Google researchers claim to have made a major breakthrough in quantum computing, after creating a processing chip which can perform calculations significantly faster than classic supercomputers computers. Google CEO Sundar Pichai wrote that the company started exploring the possibility of quantum computing in 2006. Google mentioned that they were able to achieve this because of the quality of control they have over the qubits. Also known as superposition, it is this process which lies at the heart of quantum computing and would allow it to solve those problems which are beyond the computational capabilities of a present day computer.

Quantum supremacy is a big deal, because it encapsulates the ability of quantum computers to solve problems that current technology couldn't even begin to attempt.

Theoretically, Sycamore's computational power means that researchers, developers, and other technologically-driven companies would be able to drive yet-to-be-released technologies, such better battery designs, new cures and medical solutions in the field of medicine.

Despite the excitement Google is trying to drum up around the achievement, there's cause to temper expectations. After all, what good is an ultra-powerful processor if it can't be used for any real-world application.

Under the hood, this "new task" to test the quantum supremacy system is to generate random numbers.

A rival team at IBM has already expressed scepticism about their claim.

Google has announced that it has achieved "quantum supremacy" - the point where a quantum computer successfully performs an operation considered impossible for traditional computers. We checked the performance of the quantum computer using classical simulations and compared with a theoretical model.

Despite the significance of the latest findings, Oliver argues that more research needs to be conducted in order to make quantum computers a practical reality.

The qubit circuits of Google's quantum computer Sycamore.

"This is an exciting scientific achievement for the quantum industry, and another step on a long journey towards a scalable, viable quantum future", Microsoft, one of Google's competitors in the realm of quantum computing, said in a statement emailed to GeekWire.

Pichai called the success of Sycamore the "hello world" moment of quantum computing.

But Preskill, who coined the term in 2012, wrote in Quanta that he aimed to convey the notion that "this is a privileged time in the history of our planet", when the most arcane laws of physics might be harnessed for human ambitions.

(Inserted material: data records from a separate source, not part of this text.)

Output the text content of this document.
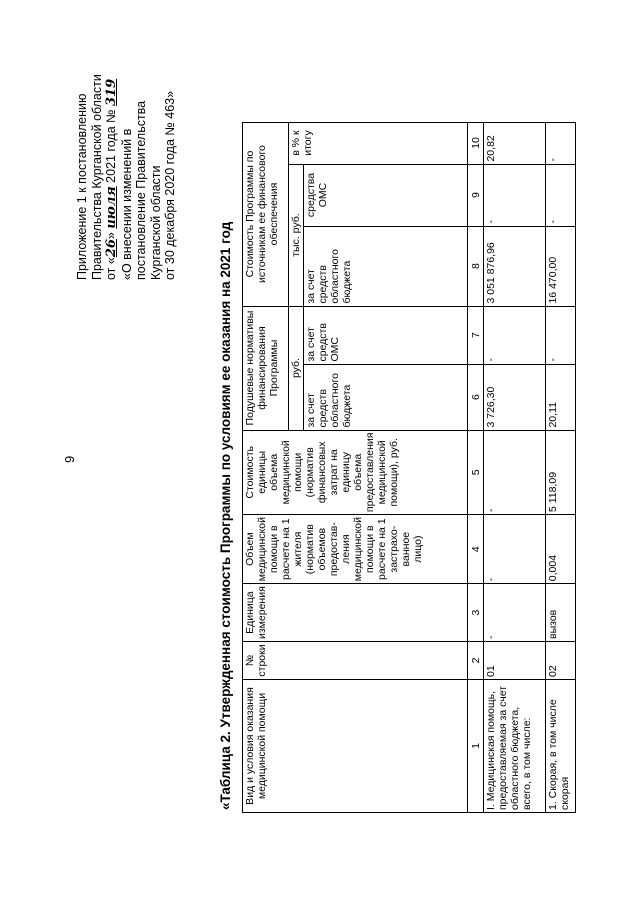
9
Приложение 1 к постановлению Правительства Курганской области от «26» июля 2021 года № 319
«О внесении изменений в постановление Правительства Курганской области от 30 декабря 2020 года № 463»
«Таблица 2. Утвержденная стоимость Программы по условиям ее оказания на 2021 год Вид и условия оказания медицинской помощи	№ строки	Единица измерения	Объем медицинской помощи в расчете на 1 жителя (норматив объемов предостав-ления медицинской помощи в расчете на 1 застрахо-ванное лицо)	Стоимость единицы объема медицинской помощи (норматив финансовых затрат на единицу объема предоставления медицинской помощи), руб.	Подушевые нормативы финансирования Программы		Стоимость Программы по источникам ее финансового обеспечения		
					руб.		тыс. руб.		в % к итогу
					за счет средств областного бюджета	за счет средств ОМС	за счет средств областного бюджета	средства ОМС	
1	2	3	4	5	6	7	8	9	10
I. Медицинская помощь, предоставляемая за счет областного бюджета, всего, в том числе:	01	-	-	-	3 726,30	-	3 051 876,96	-	20,82
1. Скорая, в том числе скорая	02	вызов	0,004	5 118,09	20,11	-	16 470,00	-	-
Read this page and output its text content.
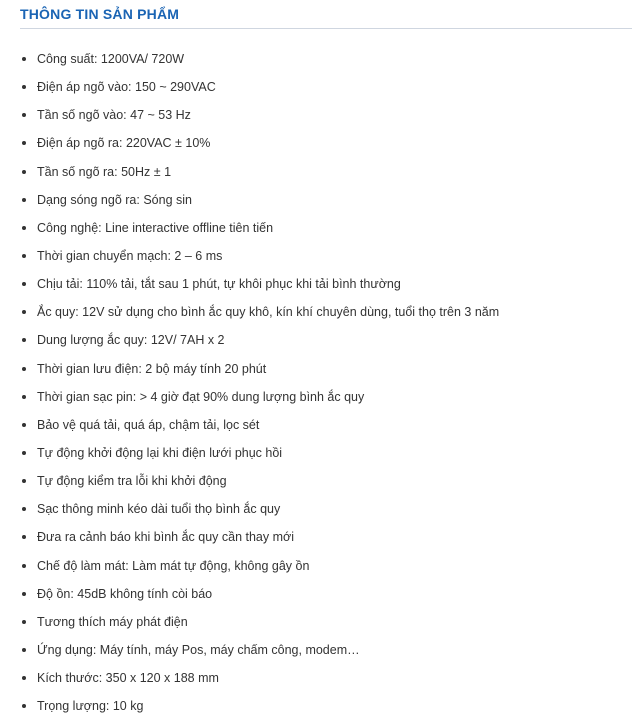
THÔNG TIN SẢN PHẨM
Công suất: 1200VA/ 720W
Điện áp ngõ vào: 150 ~ 290VAC
Tần số ngõ vào: 47 ~ 53 Hz
Điện áp ngõ ra: 220VAC ± 10%
Tần số ngõ ra: 50Hz ± 1
Dạng sóng ngõ ra: Sóng sin
Công nghệ: Line interactive offline tiên tiến
Thời gian chuyển mạch: 2 – 6 ms
Chịu tải: 110% tải, tắt sau 1 phút, tự khôi phục khi tải bình thường
Ắc quy: 12V sử dụng cho bình ắc quy khô, kín khí chuyên dùng, tuổi thọ trên 3 năm
Dung lượng ắc quy: 12V/ 7AH x 2
Thời gian lưu điện: 2 bộ máy tính 20 phút
Thời gian sạc pin: > 4 giờ đạt 90% dung lượng bình ắc quy
Bảo vệ quá tải, quá áp, chậm tải, lọc sét
Tự động khởi động lại khi điện lưới phục hồi
Tự động kiểm tra lỗi khi khởi động
Sạc thông minh kéo dài tuổi thọ bình ắc quy
Đưa ra cảnh báo khi bình ắc quy cần thay mới
Chế độ làm mát: Làm mát tự động, không gây ồn
Độ ồn: 45dB không tính còi báo
Tương thích máy phát điện
Ứng dụng: Máy tính, máy Pos, máy chấm công, modem…
Kích thước: 350 x 120 x 188 mm
Trọng lượng: 10 kg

While Sycamore's 200 seconds still fares much better than Summit's 60-odd hours, that timeframe isn't unheard of in the world of supercomputers, meaning the quantum supremacy "threshold has not been met". "It also further combats criticisms about the controllability and viability of quantum computation in an extraordinarily large computational space (containing at least the 253 states used here)". "But more fundamentally, because quantum computers will never reign "supreme" over classical computers, but will rather work in concert with them, since each have their unique strengths", they added.